Love One Another

Maundy Thursday

Today’s Gospel reading, and indeed today’s service, is one of urgency, challenge, and action. Let’s trace through some of it if it doesn’t feel that way.

Urgency, because we’re told that “Jesus knew that his hour had come to depart from this world,” and we hear him tell the disciples, “Little children, I am with you only a little longer.”

Challenge, because Jesus asks the people whom he loved to finally let go of their preconceived ideas, their notions of hierarchy and order, so that they may know what it means to serve and to lead. “You will never wash my feet,” says Peter, to which Jesus replies, “Unless I wash you, you have no share with me.”

Action, because Jesus knows that his relationship with the disciples is about to change fundamentally, and as a result, they must act differently. “Where I am going, you cannot come,” he tells the people who have left their old lives behind in order to follow him. He leaves them with a new commandment: that you love one another, just as he has loved them. It is in this new way of acting, this new way of being, that people will know them as Jesus’ disciples.

Urgency, challenge, and action. In other words, time is short, and we must begin to see things in new ways and put into practice a new way of being. This new way of being means adapting to, but not capitulating to, the world around us, the world as it is. Only by paying attention to the themes of urgency, challenge, and action can we truly make sense of and begin living into the commandment to love one another.

Versions of phrases like “love one another” and “love your neighbor” are ubiquitous in church bulletins and mission statements. They serve an important purpose in extending a welcome to the stranger. Yet they ring just a bit hollow when they’re not infused with urgency, challenge, and action. After all, it is easy to add an unspoken codicil to “love one another:” love one another, but later, love one another if they deserve it; love one another when it is convenient.

What does it mean to love one another right here and now?  What might it look like to love one another without preconditions or expectations, or limits? I think it looks something like what we are doing here tonight: gathering together to share an Agape feast and then washing each other ‘s feet. I wonder, not in a chiding way, but as an invitation and a way to break into this conversation, how many people are sitting with people whom they don’t know or don’t know well? How many of us have curated our tables to sit with friends? Again, this is not meant as a criticism – it is natural to want to be with the people we know and like – but it is perhaps a challenge. A challenge to acknowledge in word and action that time is indeed short, to strive to see things in new ways, and to live into a new way of being. After all, if not now, when? If not us, who? If not here, where?

We will wash each other’s feet in a few minutes, just as Jesus and the disciples washed each other’s feet. Cleaning and bathing another person is an intimate act, and I suspect that foot-washing makes some of us just a little bit squeamish. I know it does for me. Yet acknowledging feelings of discomfort and then pushing through them is a perfect metaphor for tonight. To love as God loves us requires us to overcome our squeamishness and cross the imagined borders of decorum so that we can encounter, recognize, and care for each other in ways that often feel uncomfortable in the moment.

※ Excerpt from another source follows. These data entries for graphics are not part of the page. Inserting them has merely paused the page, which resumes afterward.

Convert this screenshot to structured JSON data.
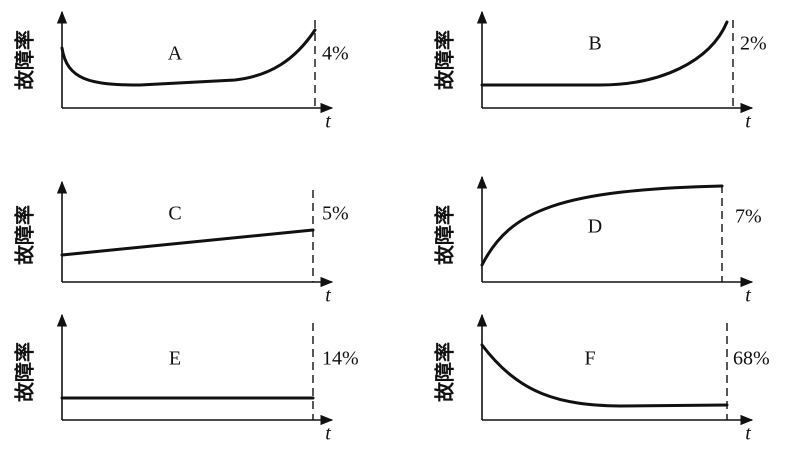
{
  "panels": [
    {
      "label": "A",
      "y_label": "故障率",
      "x_label": "t",
      "percent": "4%"
    },
    {
      "label": "B",
      "y_label": "故障率",
      "x_label": "t",
      "percent": "2%"
    },
    {
      "label": "C",
      "y_label": "故障率",
      "x_label": "t",
      "percent": "5%"
    },
    {
      "label": "D",
      "y_label": "故障率",
      "x_label": "t",
      "percent": "7%"
    },
    {
      "label": "E",
      "y_label": "故障率",
      "x_label": "t",
      "percent": "14%"
    },
    {
      "label": "F",
      "y_label": "故障率",
      "x_label": "t",
      "percent": "68%"
    }
  ]
}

Today’s Gospel reading also touches on a different kind of discomfort, something deeper than personal space and touch issues. Jesus sits at what he knows is his last supper, aware that his hour has come to depart from this world. He knows that he will soon be betrayed, and this is his final evening among friends. Yet he sits, and having loved his own who were in the world, he loved them to the end. 

Who are Jesus’ own? Are they only the faithful disciples, the small group gathered together, minus Judas? Or are all of the people who turned out and witnessed the teaching and the miracles? Is it only the good whom Jesus loves? 

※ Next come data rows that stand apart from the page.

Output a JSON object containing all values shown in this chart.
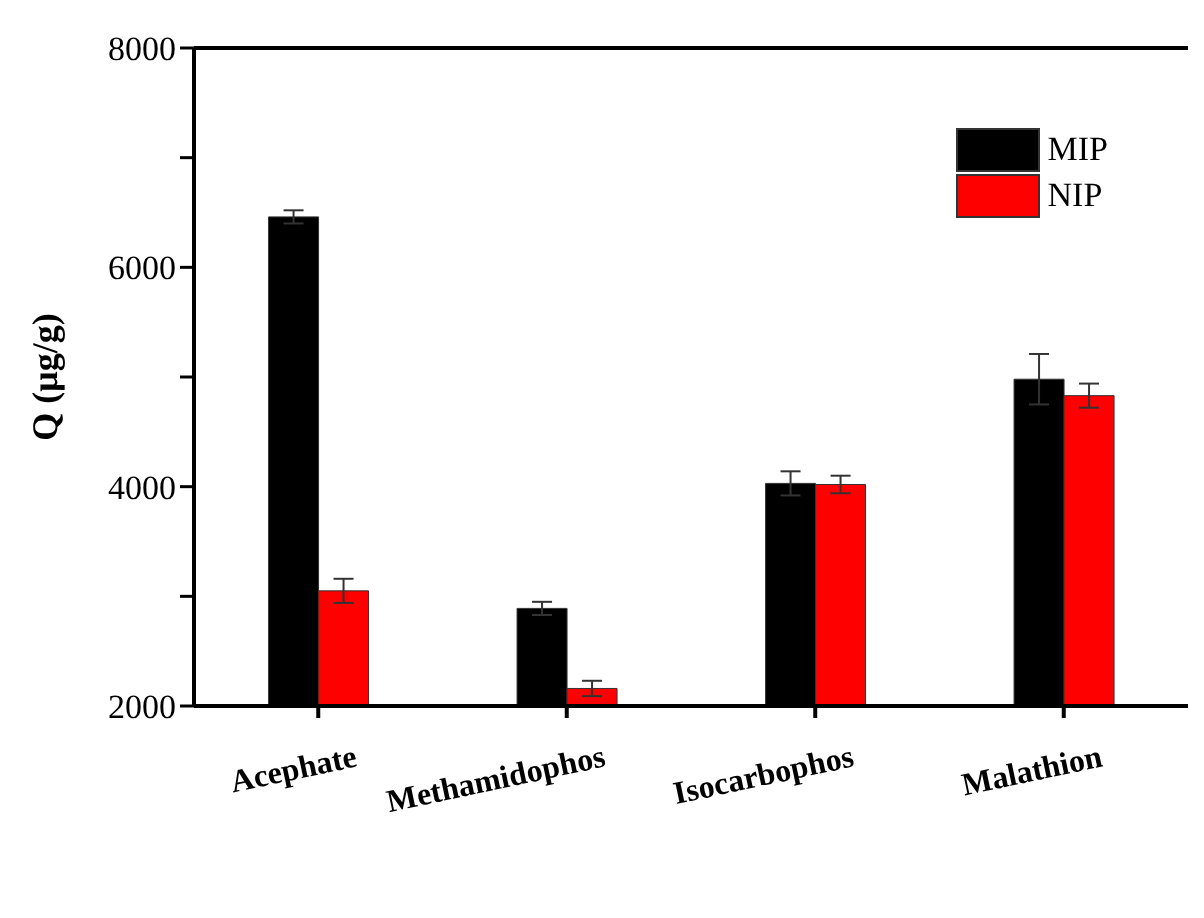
{
  "chart_data": {
    "type": "bar",
    "ylabel": "Q (μg/g)",
    "categories": [
      "Acephate",
      "Methamidophos",
      "Isocarbophos",
      "Malathion"
    ],
    "series": [
      {
        "name": "MIP",
        "color": "#000000",
        "values": [
          6460,
          2890,
          4030,
          4980
        ],
        "errors": [
          60,
          60,
          110,
          230
        ]
      },
      {
        "name": "NIP",
        "color": "#ff0000",
        "values": [
          3050,
          2160,
          4020,
          4830
        ],
        "errors": [
          110,
          70,
          80,
          110
        ]
      }
    ],
    "ylim": [
      2000,
      8000
    ],
    "yticks": [
      2000,
      {
        "value": 3000,
        "label": null
      },
      4000,
      {
        "value": 5000,
        "label": null
      },
      6000,
      {
        "value": 7000,
        "label": null
      },
      8000
    ],
    "grid": false,
    "legend": "top right"
  }
}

Jesus sits with Judas, aware of the urgency of the moment and knowing that time is short. In doing so, he challenges our notions of the limits of forgiveness and the boundaries of love. We’re told that Jesus got up from the table during supper and began to wash the disciples’ feet. There’s no qualification given: it’s not the faithful disciples, it’s not the good, nor the favored, but the disciples. Jesus acts upending hierarchical expectations by washing his disciples’ feet and modeling what it looks like to love one another. 

When we get up from our tables, I hope you seek out someone you haven’t spoken to before and ask to wash their feet. Internally acknowledge any feelings of discomfort while knowing that through this simple act, you embody the belief that no person is unworthy of welcome and care. In this act of welcome and care, of loving another, you affirm that there is no distance that we can create that separates us from God. Whatever the private aches and shrouds of shame that reside in our hearts, we are whole in God’s eyes. Love one another. Just as I have loved you, you also should love one another. It is the hardest and the most rewarding work we will ever be called to.